When it was introduced in 1948, the majority of diseases the people suffered from (which the NHS had to treat) were ‘life-threatening’ – cancer, infections, chronic chest and heart diseases. The investigations and treatments available were few, cheap and relatively ineffective.

Penicillin was just becoming available (other antibiotics and anti-TB drugs came in a few years later); there were plain X-rays but no scans (such as CT and MRI and UltraSound) which came in many years later.

There was no chemotherapy and most medicines were cheap but relatively ineffective. And life expectancy was only about 70 – the biblical “three score years and ten”.

Today, people are living longer; and old people get more disease than the young. The modern investigations, drugs and other surgical interventions and treatments are very effective – but expensive.

Today, many of the treatments are ‘life-enhancing’ (such as hip replacements) to treat diseases that are not life-threatening but are interfering with the quality of life.

Now we have reached the point where the supply of resources is failing to meet the demand to a critical degree – hence the long waiting lists, the lack of front-line professional staff because of a failure to recruit and retain them.

The NHS is suffering from a burdensome bureaucracy that hinders, rather than helps, the proper, safe care of patients.

Hence my suggestion that it needs ICU type of care, to provide an infusion of professional clinicians and an ‘airway’ to allow the proper flow of care. It needs radical surgery to remove (or greatly reduce) the malignant growth of bureaucracy.

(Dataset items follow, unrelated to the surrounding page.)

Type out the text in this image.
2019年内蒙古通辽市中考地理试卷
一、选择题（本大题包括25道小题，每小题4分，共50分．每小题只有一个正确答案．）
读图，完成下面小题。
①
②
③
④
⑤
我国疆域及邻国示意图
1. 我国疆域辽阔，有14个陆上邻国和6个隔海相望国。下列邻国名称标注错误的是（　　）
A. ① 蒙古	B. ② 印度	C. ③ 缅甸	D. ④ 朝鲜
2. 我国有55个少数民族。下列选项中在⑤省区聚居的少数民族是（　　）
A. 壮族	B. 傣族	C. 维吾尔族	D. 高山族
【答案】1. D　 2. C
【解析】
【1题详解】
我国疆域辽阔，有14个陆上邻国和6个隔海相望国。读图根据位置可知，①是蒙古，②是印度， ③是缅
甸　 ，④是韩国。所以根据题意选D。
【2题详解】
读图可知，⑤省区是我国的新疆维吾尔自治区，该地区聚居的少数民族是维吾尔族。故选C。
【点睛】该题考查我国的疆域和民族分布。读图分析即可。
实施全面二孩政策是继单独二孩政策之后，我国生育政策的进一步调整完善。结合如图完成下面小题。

Even then, it will need to have a different ‘life-style’.

It is interesting to note that no other country has copied our “free at the point of delivery” approach; they all have the patient making some payment at some point in ‘the care pathway’.

We need a truly independent (free of party political biases) enquiry (possibly a Royal Commission) to determine what conditions the NHS should be treating, and which it should not – or, at least, have the patient make some contribution towards the cost. It should also review its management structure and funding.